Ok alright, you got me. My planned trip to Bruges may or may not have stemmed from my slight obsession with Colin Farrell and the 2008 movie, In Bruges. Unlike the rather simple rookie hit-man of Farrell’s character Ray (“I didn’t even know where Bruges fucking was.”), I had some inkling that the fairy-tale city was located in Belgium, the land of chocolate. Satisfied with my background research and without hesitation, I rallied up a handful of friends, acted out several of my most favourite (and highly politically incorrect) scenes from the movie, and successfully lured them into forking out £36 for return flights from Edinburgh. My Irish accent combined with Colin-esque eyebrow acrobatics were obviously impressive enough to seal the deal.

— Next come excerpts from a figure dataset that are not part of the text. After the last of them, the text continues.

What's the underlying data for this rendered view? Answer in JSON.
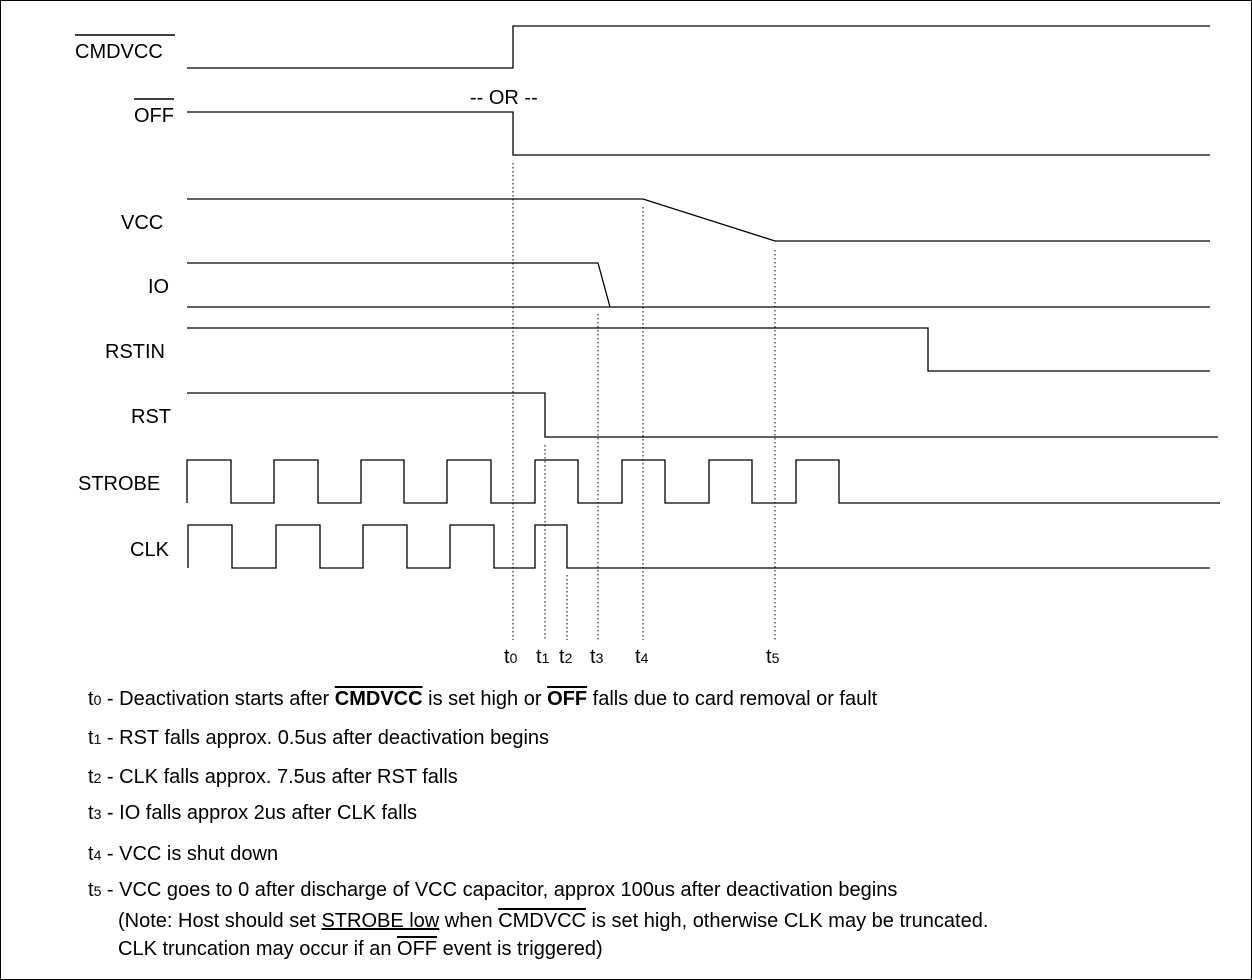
{
  "signals": {
    "cmdvcc": "CMDVCC",
    "off": "OFF",
    "vcc": "VCC",
    "io": "IO",
    "rstin": "RSTIN",
    "rst": "RST",
    "strobe": "STROBE",
    "clk": "CLK"
  },
  "or_text": "-- OR --",
  "ticks": [
    {
      "t": "t",
      "n": "0"
    },
    {
      "t": "t",
      "n": "1"
    },
    {
      "t": "t",
      "n": "2"
    },
    {
      "t": "t",
      "n": "3"
    },
    {
      "t": "t",
      "n": "4"
    },
    {
      "t": "t",
      "n": "5"
    }
  ],
  "notes": {
    "t0": {
      "sub": "0",
      "a": " - Deactivation starts after ",
      "cmdvcc": "CMDVCC",
      "b": " is set high or ",
      "off": "OFF",
      "c": " falls due to card removal or fault"
    },
    "t1": {
      "sub": "1",
      "text": " - RST falls approx. 0.5us after deactivation begins"
    },
    "t2": {
      "sub": "2",
      "text": " - CLK falls approx. 7.5us after RST falls"
    },
    "t3": {
      "sub": "3",
      "text": " - IO falls approx 2us after CLK falls"
    },
    "t4": {
      "sub": "4",
      "text": " - VCC is shut down"
    },
    "t5": {
      "sub": "5",
      "text": " - VCC goes to 0 after discharge of VCC capacitor, approx 100us after deactivation begins"
    },
    "note1": {
      "a": "(Note: Host should set ",
      "strobe_low": "STROBE low",
      "b": " when ",
      "cmdvcc": "CMDVCC",
      "c": " is set high, otherwise CLK  may be truncated."
    },
    "note2": {
      "a": "CLK truncation may occur if an ",
      "off": "OFF",
      "b": "  event is triggered)"
    }
  }
}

Bruges in January is supposedly spectacular: off-season leaves the old town feeling quaint, with no queues of portly Americans holding up the queue to climb the tower – I just can’t resist a nod towards my most favourite scene of the movie…- and canals peacefully free from the boat traffic that overwhelms the summer months. There has even been a rumour that the old market square may still be frozen over and open for ice skating. Oh boy. As our travelling party consists of one and a half art historians – Annie is a fully-fledged art major, whereas I put a few modules under my belt in first year- , we will absolutely spend an afternoon in the Groeningemuseum, admiring the plentiful works of Flemish and Belgian art on display.
Because we are ravenous students (when aren’t we hungry?), the lure of beer and chocolate quite possibly sold the trip more than my most-rehearsed character impersonations. Not quite the post-Christmas detox, we fully intend to pack in several brewery tours and continue the holiday hangover by sampling as many of the 300-odd beer concoctions as physically possible. And because every dedicated drinker knows to line one’s stomach, ample chocolate – some may say, enough to sink a small ship – will likewise be consumed with great fervour.
Packing a bag small enough to qualify under the hand-luggage allowance guidelines, yet with enough goodies to keep me fuelled for five whole days is going to be a challenge. Although tragically now too late, I had the sudden urge to make myself a ‘When in Bruges’ t-shirt (embezzled with an image of the partly-dazed Ray), and pack no other luggage. Take that low-budget airline. In my dreams I would be walking through the historic cobbled streets, warmed by the several beers over dinner, and by chance stumble upon the modest film crew of ‘Back in Bruges’. Wearing my epic fan t-shirt, how would Colin ever resist?